Real-Time Event Streaming in Rails with Apache Kafka and Karafka
by Mohammad hussain, System Analyst

Kafka — What is it?
At its core, Apache Kafka is a distributed messaging system that enables different services to communicate with each other efficiently. Kafka follows a distributed log-based architecture, often compared to message queues but designed for higher scalability and durability.
In this post, we’ll break down the essential Kafka concepts—brokers, topics, partitions, producers, and consumers then set up a local Kafka cluster with Docker and integrate it with a Rails application using Karafka.
🔑 Key Kafka Concepts
-
Broker: A broker is simply a Kafka server. It’s responsible for receiving, storing, and serving messages (events). Multiple brokers together form a Kafka cluster.
-
Event: An event (or message) is the data produced to or consumed from Kafka. Events are stored as bytes on the broker’s disk.
-
Producer & Consumer: Producers are services that send (produce) events to Kafka. Consumers are services that read (consume) events from Kafka. A single service can act as both producer and consumer.
-
Topic: A topic organizes messages into categories. Think of it like a folder that holds messages of a specific type, such as payment-details or user-details.
-
Partition: Each topic can be split into partitions to improve throughput. A partition is the smallest storage unit, holding a subset of messages for that topic.
-
Replication Factor: Kafka ensures reliability using replication. A replication factor of 2 means each partition is stored on two brokers—one leader and one replica—ensuring redundancy if a broker fails.
-
Offset: Kafka tracks how far a consumer has read using an offset (like a bookmark). If a consumer crashes, it can resume reading from its last saved offset.
-
Zookeeper: Traditionally, Zookeeper has been used to manage cluster metadata, broker coordination, and leader election. (Note: newer Kafka versions are replacing Zookeeper with the Kafka Raft Metadata mode).
-
Consumer Group: A consumer group is a set of consumers working together. Each partition of a topic is consumed by exactly one consumer in the group, ensuring no duplication while allowing parallel processing.
Understanding Kafka Topics
In Kafka, a topic is like a category or channel where messages (events) are published. Producers send messages to a topic, and consumers subscribe to topics to read those messages.
-
A topic can be divided into partitions, which allow Kafka to scale horizontally.
-
Each partition is an ordered sequence of messages, and within a partition, the order of messages is always preserved.
-
Topics can have replication, meaning their data is copied across multiple brokers for fault tolerance.
-
Consumers don’t remove messages from a topic — Kafka retains them for a configured period (e.g., 7 days by default), so multiple consumers can read the same data at different times.
Think of a topic as a message queue, but unlike traditional queues, Kafka supports multiple independent consumers without deleting the data immediately.
How Events Flow in Kafka
Let’s understand this with two simple scenarios:
Scenario 1: Single Partition
Imagine we have:
-
1 broker
-
1 topic (Topic-A)
-
1 partition
-
1 producer and 1 consumer
All events generated by the producer are sent to the single partition of Topic-A, which is managed by one broker.
Since there is only one partition, the order of events is preserved exactly as they are produced.
The consumer connected to this topic then reads the events sequentially, ensuring that the data is consumed in the same order in which it was originally written.
This setup is straightforward and guarantees message ordering, but it has limited scalability since everything flows through just one partition.

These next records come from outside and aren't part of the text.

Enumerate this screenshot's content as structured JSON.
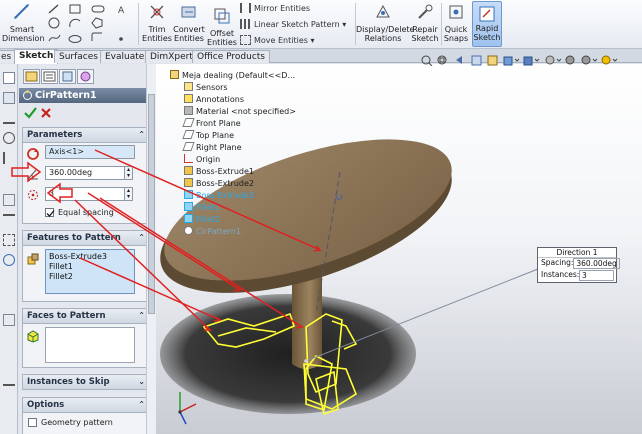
{
  "ribbon": {
    "smart_dimension": "Smart Dimension",
    "trim_entities": "Trim Entities",
    "convert_entities": "Convert Entities",
    "offset_entities": "Offset Entities",
    "mirror_entities": "Mirror Entities",
    "linear_sketch_pattern": "Linear Sketch Pattern",
    "move_entities": "Move Entities",
    "display_delete_relations": "Display/Delete Relations",
    "repair_sketch": "Repair Sketch",
    "quick_snaps": "Quick Snaps",
    "rapid_sketch": "Rapid Sketch"
  },
  "tabs": [
    "es",
    "Sketch",
    "Surfaces",
    "Evaluate",
    "DimXpert",
    "Office Products"
  ],
  "active_tab": "Sketch",
  "property_manager": {
    "title": "CirPattern1",
    "help": "?",
    "parameters": {
      "header": "Parameters",
      "axis": "Axis<1>",
      "angle": "360.00deg",
      "instances": "3",
      "equal_spacing_label": "Equal spacing",
      "equal_spacing_checked": true
    },
    "features_to_pattern": {
      "header": "Features to Pattern",
      "items": [
        "Boss-Extrude3",
        "Fillet1",
        "Fillet2"
      ]
    },
    "faces_to_pattern": {
      "header": "Faces to Pattern"
    },
    "instances_to_skip": {
      "header": "Instances to Skip"
    },
    "options": {
      "header": "Options",
      "geometry_pattern_label": "Geometry pattern"
    }
  },
  "tree": {
    "root": "Meja dealing  (Default<<D...",
    "items": [
      "Sensors",
      "Annotations",
      "Material <not specified>",
      "Front Plane",
      "Top Plane",
      "Right Plane",
      "Origin",
      "Boss-Extrude1",
      "Boss-Extrude2",
      "Boss-Extrude3",
      "Fillet1",
      "Fillet2",
      "CirPattern1"
    ]
  },
  "callout": {
    "title": "Direction 1",
    "spacing_label": "Spacing:",
    "spacing_value": "360.00deg",
    "instances_label": "Instances:",
    "instances_value": "3"
  },
  "colors": {
    "table_wood": "#8d7457",
    "selection_yellow": "#ffff33",
    "annotation_red": "#e02020",
    "title_bar": "#5d6f88"
  }
}
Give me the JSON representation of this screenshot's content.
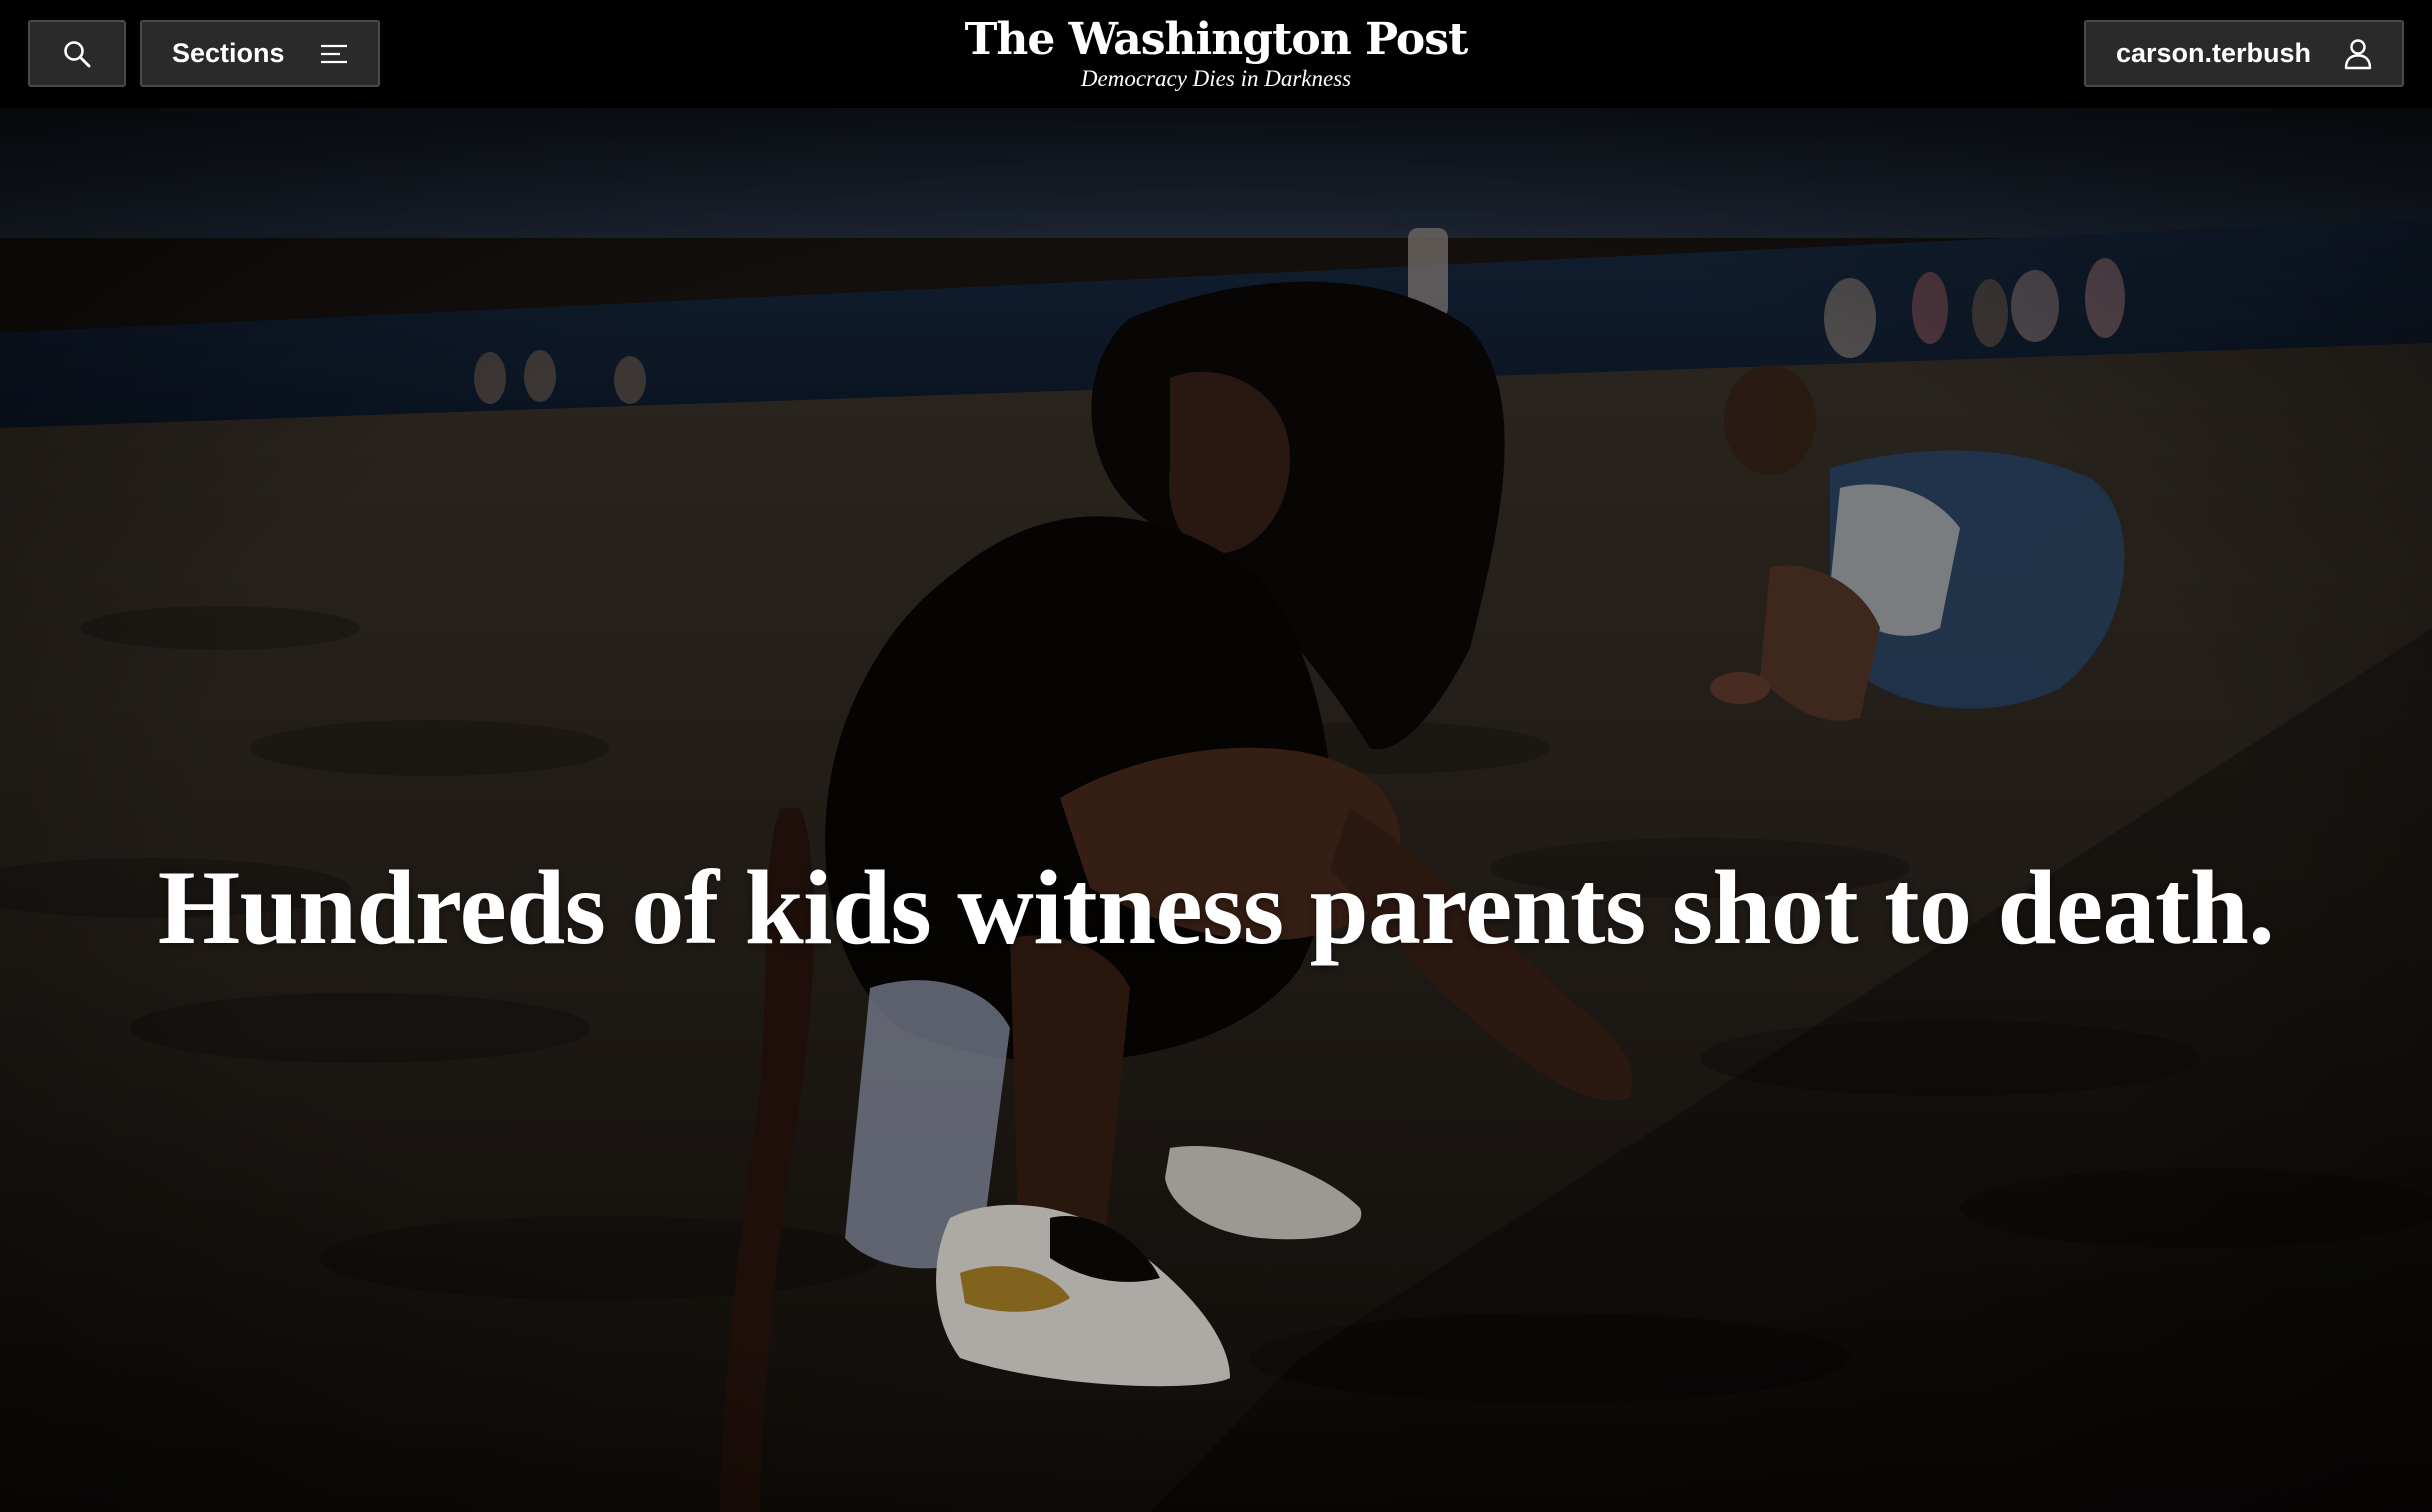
{
  "header": {
    "search_icon": "search-icon",
    "sections_label": "Sections",
    "sections_icon": "menu-lines-icon",
    "logo_text": "The Washington Post",
    "tagline": "Democracy Dies in Darkness",
    "account_label": "carson.terbush",
    "account_icon": "user-icon"
  },
  "hero": {
    "headline": "Hundreds of kids witness parents shot to death.",
    "photo_description_icon": "beach-photo"
  },
  "colors": {
    "background": "#000000",
    "button_bg": "#2a2a2a",
    "button_border": "#4a4a4a",
    "text": "#ffffff"
  }
}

Scenario 2: Multiple Partitions
Now let’s say Topic-A has 2 partitions.
When Topic-A is divided into 2 partitions, the producer’s events are distributed between them.
Each event is written to exactly one partition, and Kafka does not duplicate messages across partitions by default.
This setup increases throughput and enables Kafka to process much larger volumes of data efficiently.

Starting a Kafka Cluster with Docker
Before integrating Kafka with your application, you need a running Kafka cluster. The easiest way to get started is by using the official Docker images.
Pull the Docker image:
docker pull apache/kafka:4.0.0
Start a Kafka container:
docker run -p 9092:9092 apache/kafka:4.0.0
This runs Kafka on port 9092, making it accessible locally.
Installing and Using Karafka with Rails
📖 Karafka Official Documentation
Prerequisite: Ensure your Apache Kafka cluster is up and running before integrating Karafka.
- Add the gem: In your Gemfile, include Karafka:
gem 'karafka'
Then run:
bundle install
- Install Karafka scaffold: Run the install command to generate necessary files:
bundle exec karafka install
This generates a karafka.rb initializer, which configures Karafka and defines routes mapping topics to consumers.
-
karafka.rb — for configuring Karafka and defining topic–consumer mappings
-
app/consumers/example_consumer.rb — a starter consumer
-
app/consumers/application_consumer.rb — base class for custom consumers
Once you’ve installed the karafka gem, you need to configure it with your Kafka cluster and define the topics and consumers.
Example karafka.rb
class KarafkaApp < Karafka::App
setup do |config|
config.kafka = { 'bootstrap.servers': ENV.fetch("KAFKA_SERVERS", "127.0.0.1:9092") }
config.client_id = "my_rails_app"
end
# Subscribe to logging and error monitoring
Karafka.monitor.subscribe(Karafka::Instrumentation::LoggerListener.new)
routes.draw do
# Define topics and assign consumers
topic :products do
consumer ProductsConsumer
# Optional dead-letter queue to catch failed messages
dead_letter_queue(
topic: "products_dlq",
max_retries: 3
)
end
topic :orders do
consumer OrdersConsumer
end
end
end
👉 In this example:
-
We point Karafka to Kafka brokers (bootstrap.servers).
-
Each topic is mapped to a consumer class (e.g., ProductsConsumer).
-
Optional Dead Letter Queues (DLQ) capture failed messages for later debugging.
Example Consumer
class ProductsConsumer < ApplicationConsumer
def consume
messages.each do |message|
data = message.payload
Rails.logger.info "Received product: #{data}"
# Example: Save or update product records in the database
product = Product.find_or_initialize_by(code: data["code"])
product.update!(name: data["name"], price: data["price"])
end
end
end
👉 Here, every time a message is published to the products topic, this consumer will process it.
Example Producer
To send data to Kafka, you can use Karafka’s producer:
def publish_order(order)
Karafka.producer.produce_async(
topic: "orders",
payload: order.to_json
)
end
👉 This sends order data asynchronously to the orders topic.
How It Works
-
Producer: Your Rails app (or another service) publishes messages to a Kafka topic (e.g., orders).
-
Kafka Cluster: Kafka stores these messages in partitions, ensuring ordering within each partition.
-
Consumer: Karafka consumers in your Rails app subscribe to specific topics. Each message is delivered to the matching consumer.
-
Processing & DLQ: The consumer processes the message (e.g., updates the database). If processing fails, the message can be retried or moved into a Dead Letter Queue.
This architecture lets Rails handle real-time event streams, ensuring data flows smoothly between different services.
Thanks for Reading! 🎉
If you’ve made it this far, you’ve successfully taken your first steps into the world of Apache Kafka. You now understand the basics of topics, partitions, producers, and consumers, along with how to set up a cluster and integrate it with Rails using Karafka.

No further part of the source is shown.